Bare ground encourages stand hunting, which doesn't risk pushing deer to other hunters. But snow cover makes hunters more apt to abandon that method. Snow makes still-hunting -- moving slowly and quietly through the woods trying to see deer before they see the hunter -- more productive. Besides improving visibility, snow also muffles sounds that the still-hunter might make.

Other reasons why hunters saw fewer deer this season relate to biological needs. First among these is scarcity of food this year. If deer don't concentrate around food sources, they will seem few and far between.

Finally, another biological reason hunters saw fewer deer this season is largely overlooked. It correlates the timing of the whitetail rut (the breeding season) to the hunting season. I recently spoke with Charles Alsheimer, noted outdoor writer, photographer and deer researcher. Through his studies he has concluded that the timing of the rut is predictable, but varies from year to year based on the lunar cycle.

His research indicates that the second full moon after the September 22 autumn equinox triggers the receptivity of does.

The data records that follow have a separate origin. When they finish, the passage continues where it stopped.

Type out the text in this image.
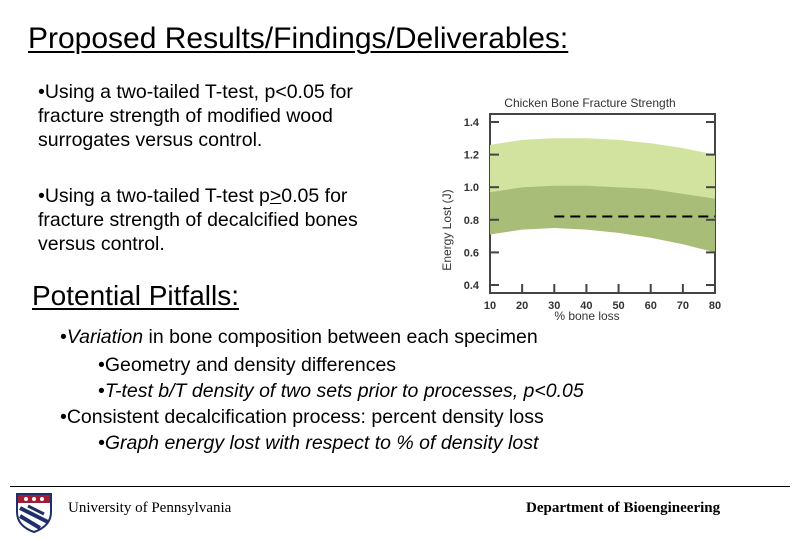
Proposed Results/Findings/Deliverables:
•Using a two-tailed T-test, p<0.05 for fracture strength of modified wood surrogates versus control.
•Using a two-tailed T-test p≥0.05 for fracture strength of decalcified bones versus control.
Potential Pitfalls:
•Variation in bone composition between each specimen
•Geometry and density differences
•T-test b/T density of two sets prior to processes, p<0.05
•Consistent decalcification process: percent density loss
•Graph energy lost with respect to % of density lost
Chicken Bone Fracture Strength
Energy Lost (J)
0.4
0.6
0.8
1.0
1.2
1.4
10 20 30 40 50 60 70 80
% bone loss
University of Pennsylvania	Department of Bioengineering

After the breeding frenzy winds down, deer go into recovery mode, resting from the rut and preparing for one last feeding binge before the onslaught of winter. In Pennsylvania this year, that reclusive resting period was the 2-week firearms season. Alsheimer says that's a big reason why deer weren't moving this year and, in fact, a variety of other states experienced the same. Deer were recuperating in their bedding sanctuaries as much as possible.

Add the fact that more land is posted against hunting -- giving deer more places to avoid hunters -- and we have the fuel to ignite debates at hunting camps, around water coolers, and on Internet discussion forums.

With the recent resignation of Dr. Gary Alt, manager of Pennsylvania's deer program, some hunters are applying political pressure on elected officials in hopes of forcing a return to previous management methods and traditional hunting seasons. The deer herd now faces the danger of politicians, rather than wildlife biologists, making wildlife management decisions. And deer scientists generally support the idea of sparing the youngest whitetail bucks while maintaining deer populations at levels where the land has the capacity to carry them easily.

I don't pretend to be a whitetail biologist or game manager, but I've come to a few conclusions: (1) Although the population varies from one area to another, fewer deer sightings do not necessarily mean that the population is dramatically down. (2) Deer management is complex and should be addressed by wildlife biologists who themselves are deer hunters – not by politicians. (3) Under the current or any future policy, hunting will be harder and hunters will need to adapt.